Closed darinkishore closed 7 months ago

darinkishore commented 7 months ago

hi! i'm interested in and have a rough draft for a PR for updating already scheduled cron jobs with new times. is this something you'd be interested in/open to?

tobymao commented 7 months ago

so youd make a call to update an existing cron jobs schedule? the issue though is its not reflected in the code so would get lost on restart right?

tobymao commented 7 months ago

closing this issue because it’s not really an issue. but happy to continue the discussion and potentially open to receiving a pr once i learn a bit more.

darinkishore commented 7 months ago

hi!

i think you're right? but i'm unsure. let me explain a bit about the usecase?

it's for using SAQ through the litestar-saq library! so they have these things called queueConfigs

queue_configs=[
        QueueConfig(
            name="system-tasks",
            tasks=["app.domain.system.tasks.system_task", "app.domain.system.tasks.system_upkeep"],
            scheduled_tasks=[
                CronJob(
                    function="app.domain.system.tasks.system_upkeep",
                    unique=True,
                    cron="0 * * * *",
                    timeout=500,
                ),
            ],
        ),

definition: https://github.com/cofin/litestar-saq/blob/main/litestar_saq/config.py#L187

if you're curious about the SAQ wrappers, that's here: https://github.com/cofin/litestar-saq/blob/main/litestar_saq/base.py , but they're very lightweight and basically correspond to the SAQ classes.

so if I define a CronJob task via there, and decide i want to change it, would have to manually manage the task and figure it out on the SAQ end.

but if the SAQ workers compare the calculated next run time with the stored scheduled value (in redis) and then update it,

then on restart, whenever the schedule method is called, it'd add a check to see if the job exists against the job key. If there's a discrepancy between scheduled time and the calculated run time via the cron string, it'd update the scheduled value with a new scheduled value.

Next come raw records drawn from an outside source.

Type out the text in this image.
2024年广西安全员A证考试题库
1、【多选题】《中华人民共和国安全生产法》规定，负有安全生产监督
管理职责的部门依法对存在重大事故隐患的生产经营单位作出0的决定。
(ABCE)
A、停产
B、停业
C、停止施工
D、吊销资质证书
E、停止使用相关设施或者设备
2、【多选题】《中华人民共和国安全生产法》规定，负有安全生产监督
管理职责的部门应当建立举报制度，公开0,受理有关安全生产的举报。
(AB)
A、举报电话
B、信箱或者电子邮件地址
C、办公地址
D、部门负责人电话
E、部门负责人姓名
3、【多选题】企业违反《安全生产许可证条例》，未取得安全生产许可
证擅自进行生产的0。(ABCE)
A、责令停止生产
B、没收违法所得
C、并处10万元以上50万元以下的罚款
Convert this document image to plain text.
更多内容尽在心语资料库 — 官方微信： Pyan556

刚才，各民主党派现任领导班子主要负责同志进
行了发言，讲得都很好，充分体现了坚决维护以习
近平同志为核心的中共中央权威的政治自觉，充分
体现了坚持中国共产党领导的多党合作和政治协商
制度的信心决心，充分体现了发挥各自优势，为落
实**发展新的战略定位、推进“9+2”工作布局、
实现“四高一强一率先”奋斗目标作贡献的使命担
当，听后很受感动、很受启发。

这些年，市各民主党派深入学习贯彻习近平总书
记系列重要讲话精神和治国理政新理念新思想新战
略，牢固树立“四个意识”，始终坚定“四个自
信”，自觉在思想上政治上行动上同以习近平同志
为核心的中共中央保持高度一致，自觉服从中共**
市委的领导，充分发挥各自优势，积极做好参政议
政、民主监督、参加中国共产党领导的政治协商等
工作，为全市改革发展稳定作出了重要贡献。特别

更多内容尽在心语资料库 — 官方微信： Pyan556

and in this case, by the time it does that, the SAQ CronJob will also have the new updated cron job string and everything should work out happily, assuming that we can rely on the updated/scheduled difference to be precise enough.

current issues with doing it this way are:

hope that wasn't too long winded, have been hyperfocusing on this problem for some reason for a couple hours.

tobymao commented 7 months ago

i’m a bit confused, let’s say in your code it’s run daily at utc. you use an api to change it to 5pm.

you decide to change your code to now schedule at 6pm, won’t it be stuck at 5pm and your code doesn’t matter? how do you figure which is the source of truth, the code or what’s stored in state?

darinkishore commented 7 months ago

oh. okay. i see what you mean.

i think the code should specify source of truth. redis state should always be updated to match however the code initializes the scheduled tasks.

so, when we re-initialize the worker with the new schedule, it identifies the change and updates the "scheduled" key in Redis accordingly. so if a task was originally set to run at 5pm and now we say 6pm, the system changes the redis values to reflect this new schedule.

we can find this out from difference between queued and scheduled and checking for discrepancies there

tobymao commented 7 months ago

if that’s the case i don’t see much value in this because as i said your in memory change gets wiped out when you reset the server.